La politique industrielle européenne face au défi du passage à l’échelle de l’innovation

Les points clés de cet article

L’Union européenne aborde le prochain Cadre financier pluriannuel (2028–2034) avec un défi structurel : transformer sa force scientifique en véritable capacité industrielle. L’enjeu ne se limite plus à innover, mais à passer à l’échelle sur les technologies stratégiques, à consolider les chaînes de valeur et à réduire les dépendances dans un environnement mondial de plus en plus compétitif.

L’Europe doit passer du laboratoire à l’usine. Elle doit convertir l’innovation en production à grande échelle.
Le contexte mondial impose une réaction. L’UE répond à la pression industrielle des États-Unis et de la Chine par de nouveaux instruments stratégiques.
Le CFP donnera la priorité à la capacité productive. Les financements seront orientés vers un impact industriel tangible et la création de chaînes de valeur.
Le financement combinera davantage d’instruments. Subventions, prêts et fonds propres seront intégrés pour soutenir des projets intensifs en capital.
Les entreprises doivent repenser leur stratégie. Les projets devront intégrer une vision industrielle claire, des partenariats solides et une approche orientée vers le marché.
Marta García

Marta García

Consultante en stratégie d’innovation

Pendant des décennies, la politique industrielle européenne s’est structurée autour du principe du bon fonctionnement du marché intérieur, accompagnée d’une réglementation solide et de programmes de soutien à la recherche et à l’innovation. Cette approche a permis à l’Union européenne de s’affirmer comme une puissance scientifique et normative, mais elle montre aussi ses limites dans un contexte mondial profondément transformé.

La politique industrielle ne se définit plus uniquement par la capacité à innover, mais par la capacité à transformer cette innovation en production à grande échelle, en autonomie stratégique et en résilience économique. Dans ce nouveau cadre, l’Union européenne fait face à un défi central : passer du statut d’excellent producteur de connaissances à celui d’acteur capable d’industrialiser, de retenir et de développer à grande échelle des technologies clés sur son territoire.

Un changement de paradigme dicté par le contexte mondial

Le tournant actuel de la politique industrielle européenne n’est pas idéologique ; il constitue une réponse directe à une réalité géopolitique, économique et technologique bien plus exigeante.

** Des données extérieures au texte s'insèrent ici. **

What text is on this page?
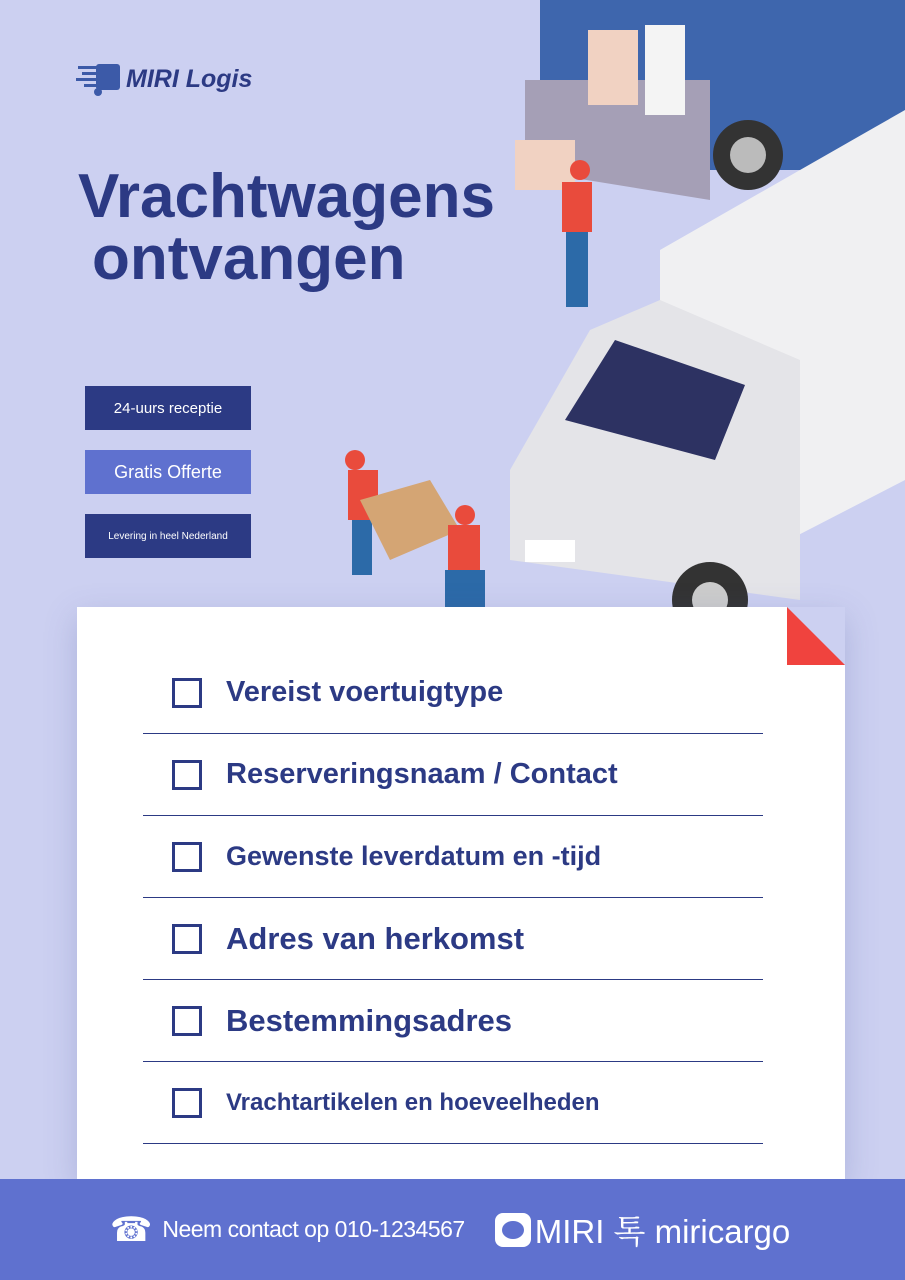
MIRI Logis
Vrachtwagens
ontvangen
24-uurs receptie
Gratis Offerte
Levering in heel Nederland
Vereist voertuigtype
Reserveringsnaam / Contact
Gewenste leverdatum en -tijd
Adres van herkomst
Bestemmingsadres
Vrachtartikelen en hoeveelheden
☎ Neem contact op 010-1234567 MIRI 톡 miricargo
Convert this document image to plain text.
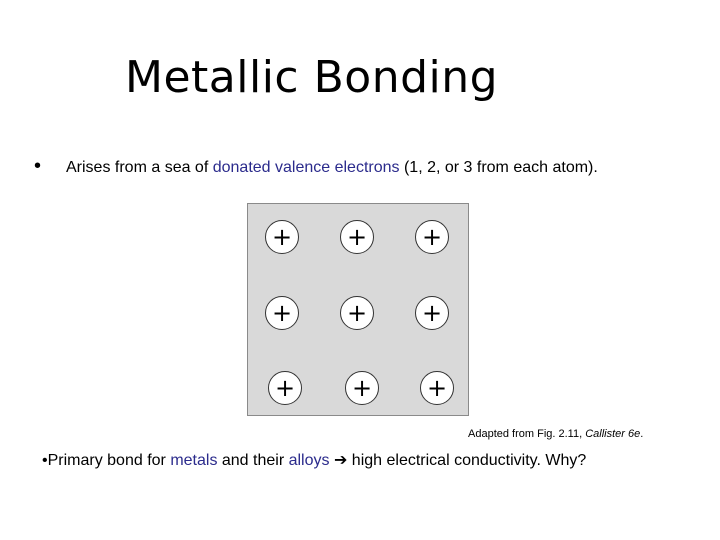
Metallic Bonding
• Arises from a sea of donated valence electrons (1, 2, or 3 from each atom).
+ + +
+ + +
+ + +
Adapted from Fig. 2.11, Callister 6e.
•Primary bond for metals and their alloys ➔ high electrical conductivity. Why?
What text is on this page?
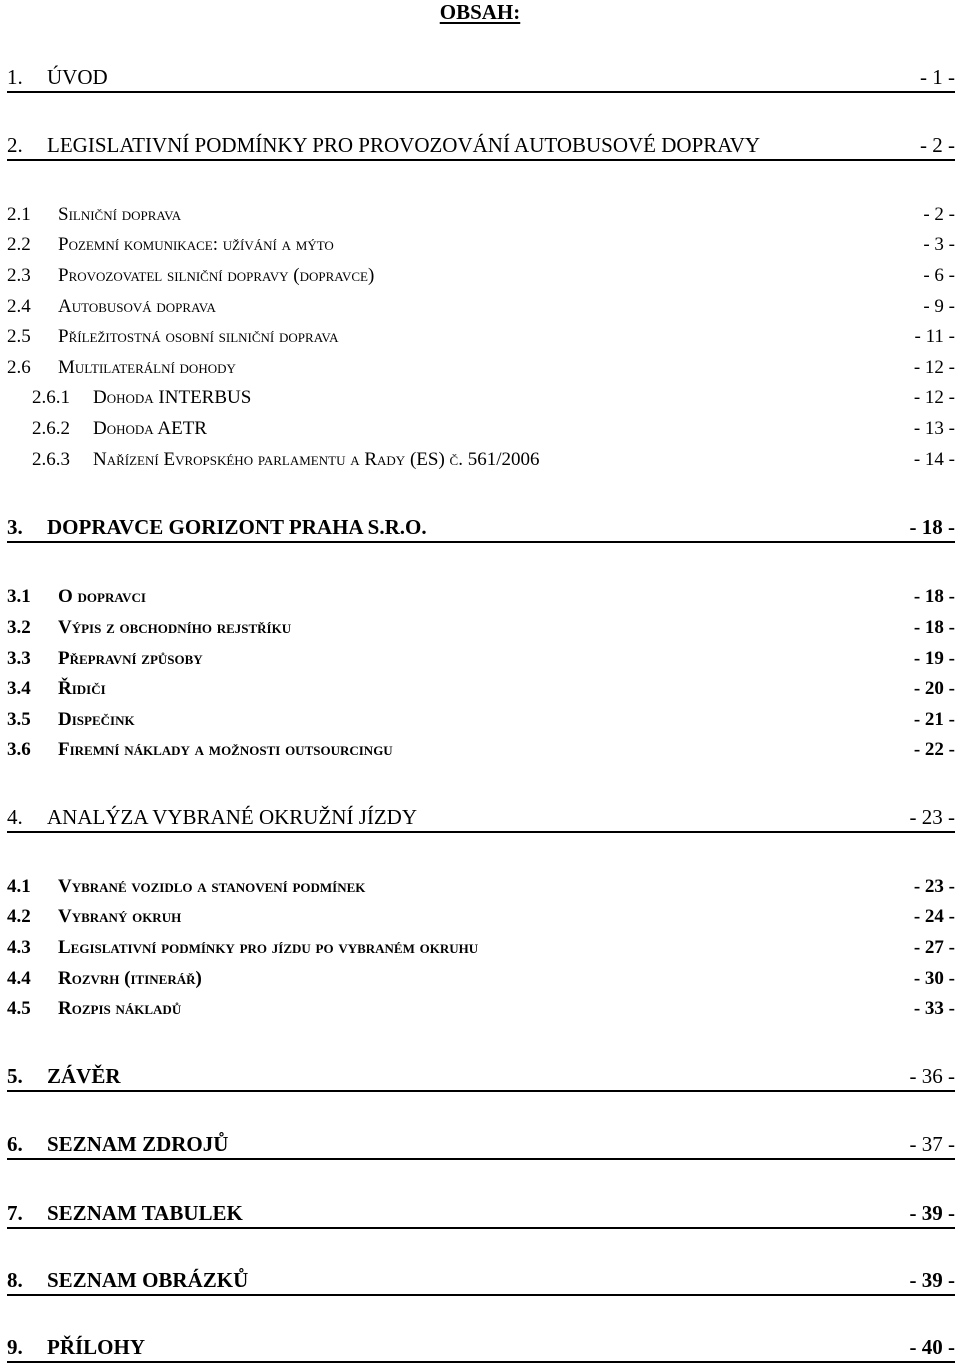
OBSAH:
1. ÚVOD	- 1 -
2. LEGISLATIVNÍ PODMÍNKY PRO PROVOZOVÁNÍ AUTOBUSOVÉ DOPRAVY	- 2 -
2.1 Silniční doprava	- 2 -
2.2 Pozemní komunikace: užívání a mýto	- 3 -
2.3 Provozovatel silniční dopravy (dopravce)	- 6 -
2.4 Autobusová doprava	- 9 -
2.5 Příležitostná osobní silniční doprava	- 11 -
2.6 Multilaterální dohody	- 12 -
2.6.1 Dohoda INTERBUS	- 12 -
2.6.2 Dohoda AETR	- 13 -
2.6.3 Nařízení Evropského parlamentu a Rady (ES) č. 561/2006	- 14 -
3. DOPRAVCE GORIZONT PRAHA S.R.O.	- 18 -
3.1 O dopravci	- 18 -
3.2 Výpis z obchodního rejstříku	- 18 -
3.3 Přepravní způsoby	- 19 -
3.4 Řidiči	- 20 -
3.5 Dispečink	- 21 -
3.6 Firemní náklady a možnosti outsourcingu	- 22 -
4. ANALÝZA VYBRANÉ OKRUŽNÍ JÍZDY	- 23 -
4.1 Vybrané vozidlo a stanovení podmínek	- 23 -
4.2 Vybraný okruh	- 24 -
4.3 Legislativní podmínky pro jízdu po vybraném okruhu	- 27 -
4.4 Rozvrh (itinerář)	- 30 -
4.5 Rozpis nákladů	- 33 -
5. ZÁVĚR	- 36 -
6. SEZNAM ZDROJŮ	- 37 -
7. SEZNAM TABULEK	- 39 -
8. SEZNAM OBRÁZKŮ	- 39 -
9. PŘÍLOHY	- 40 -
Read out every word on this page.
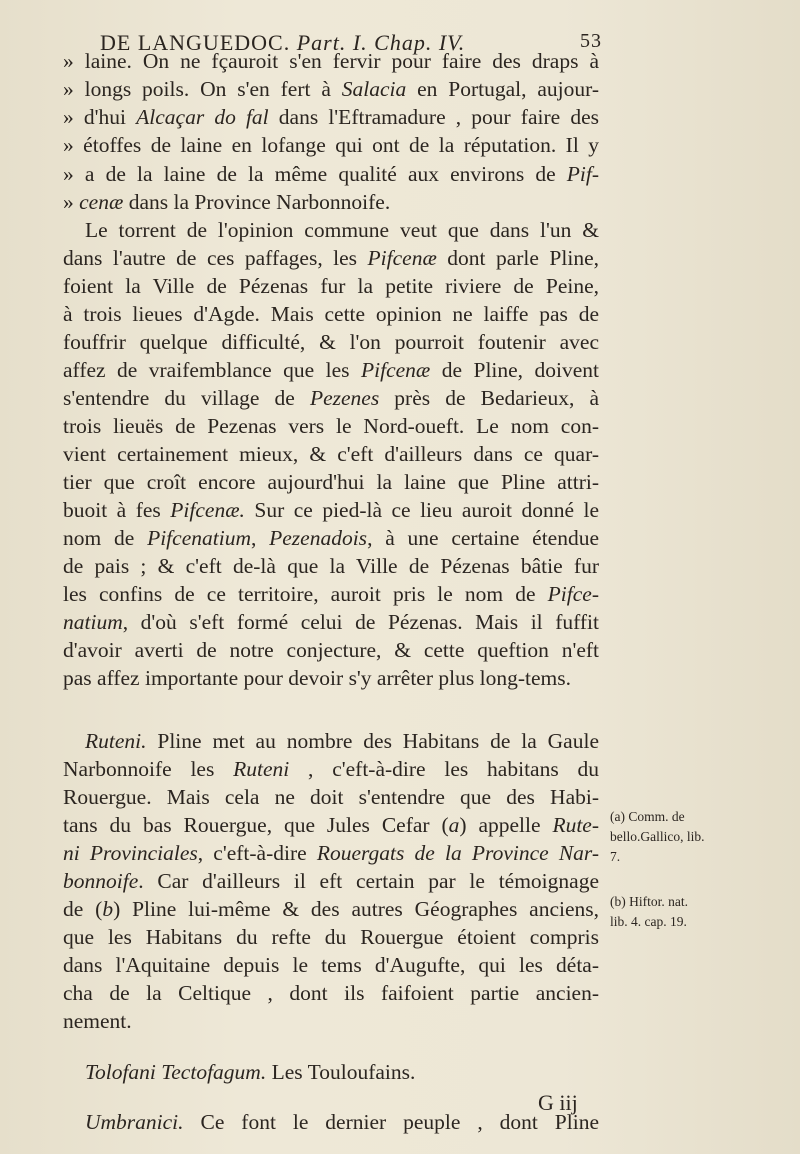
DE LANGUEDOC. Part. I. Chap. IV.	53
» laine. On ne fçauroit s'en fervir pour faire des draps à
» longs poils. On s'en fert à Salacia en Portugal, aujour-
» d'hui Alcaçar do fal dans l'Eftramadure , pour faire des
» étoffes de laine en lofange qui ont de la réputation. Il y
» a de la laine de la même qualité aux environs de Pif-
» cenæ dans la Province Narbonnoife.
Le torrent de l'opinion commune veut que dans l'un &
dans l'autre de ces paffages, les Pifcenæ dont parle Pline,
foient la Ville de Pézenas fur la petite riviere de Peine,
à trois lieues d'Agde. Mais cette opinion ne laiffe pas de
fouffrir quelque difficulté, & l'on pourroit foutenir avec
affez de vraifemblance que les Pifcenæ de Pline, doivent
s'entendre du village de Pezenes près de Bedarieux, à
trois lieuës de Pezenas vers le Nord-oueft. Le nom con-
vient certainement mieux, & c'eft d'ailleurs dans ce quar-
tier que croît encore aujourd'hui la laine que Pline attri-
buoit à fes Pifcenæ. Sur ce pied-là ce lieu auroit donné le
nom de Pifcenatium, Pezenadois, à une certaine étendue
de pais ; & c'eft de-là que la Ville de Pézenas bâtie fur
les confins de ce territoire, auroit pris le nom de Pifce-
natium, d'où s'eft formé celui de Pézenas. Mais il fuffit
d'avoir averti de notre conjecture, & cette queftion n'eft
pas affez importante pour devoir s'y arrêter plus long-tems.
Ruteni. Pline met au nombre des Habitans de la Gaule
Narbonnoife les Ruteni , c'eft-à-dire les habitans du
Rouergue. Mais cela ne doit s'entendre que des Habi-
tans du bas Rouergue, que Jules Cefar (a) appelle Rute-
ni Provinciales, c'eft-à-dire Rouergats de la Province Nar-
bonnoife. Car d'ailleurs il eft certain par le témoignage
de (b) Pline lui-même & des autres Géographes anciens,
que les Habitans du refte du Rouergue étoient compris
dans l'Aquitaine depuis le tems d'Augufte, qui les déta-
cha de la Celtique , dont ils faifoient partie ancien-
nement.
Tolofani Tectofagum. Les Touloufains.
Umbranici. Ce font le dernier peuple , dont Pline
(a) Comm. de
bello.Gallico, lib.
7.
(b) Hiftor. nat.
lib. 4. cap. 19.
G iij
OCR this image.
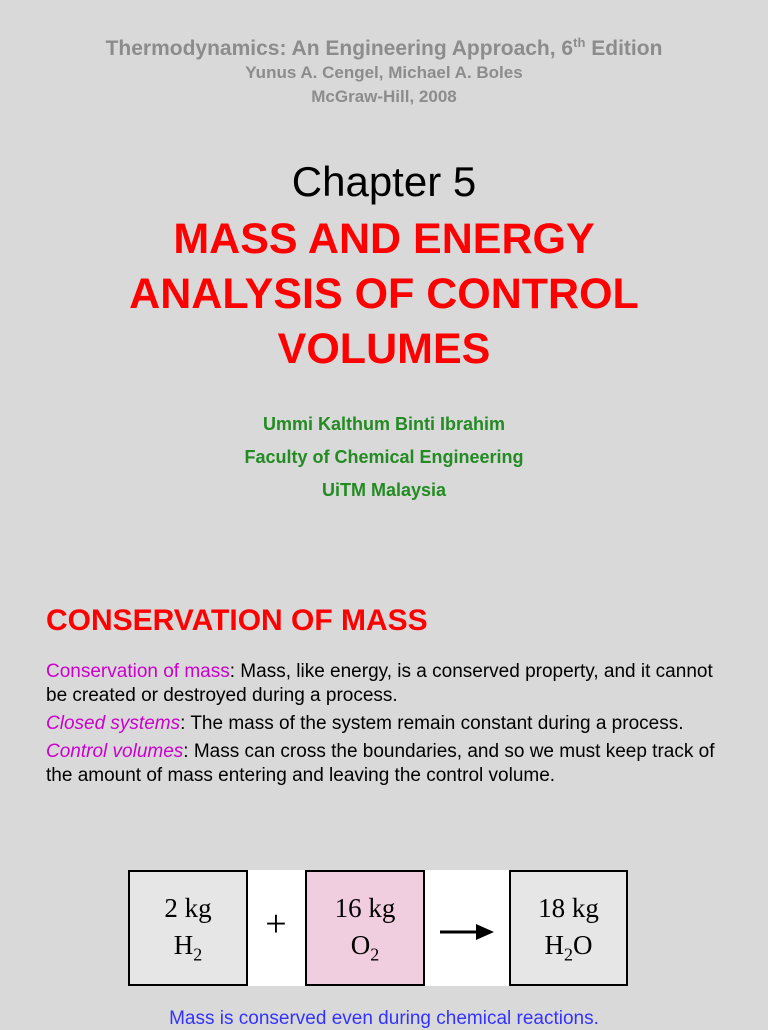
Thermodynamics: An Engineering Approach, 6th Edition
Yunus A. Cengel, Michael A. Boles
McGraw-Hill, 2008
Chapter 5
MASS AND ENERGY
ANALYSIS OF CONTROL
VOLUMES
Ummi Kalthum Binti Ibrahim
Faculty of Chemical Engineering
UiTM Malaysia
CONSERVATION OF MASS
Conservation of mass: Mass, like energy, is a conserved property, and it cannot be created or destroyed during a process.
Closed systems: The mass of the system remain constant during a process.
Control volumes: Mass can cross the boundaries, and so we must keep track of the amount of mass entering and leaving the control volume.
2 kg
$H_2$
+	16 kg
$O_2$
18 kg
$H_2O$
Mass is conserved even during chemical reactions.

La pandémie, la guerre en Ukraine, les tensions commerciales et l’accélération des transitions verte et numérique ont mis en lumière une vulnérabilité structurelle : l’Europe dépend excessivement de pays tiers pour des technologies, des matières premières et des capacités industrielles critiques.

Des doutes sur le virage industriel de l’UE face aux États-Unis et à la Chine ? Lisez notre rapport.

Dans le même temps, d’autres grandes puissances ont réagi avec des stratégies déterminées. Les États-Unis ont déployé une politique industrielle explicite, fondée sur des incitations massives, une conditionnalité territoriale et une forte implication du secteur public, comme l’illustrent l’Inflation Reduction Act ou le CHIPS and Science Act. La Chine, de son côté, continue de renforcer son modèle de planification stratégique à long terme, en intégrant politique industrielle, contrôle des chaînes de valeur et soutien financier durable.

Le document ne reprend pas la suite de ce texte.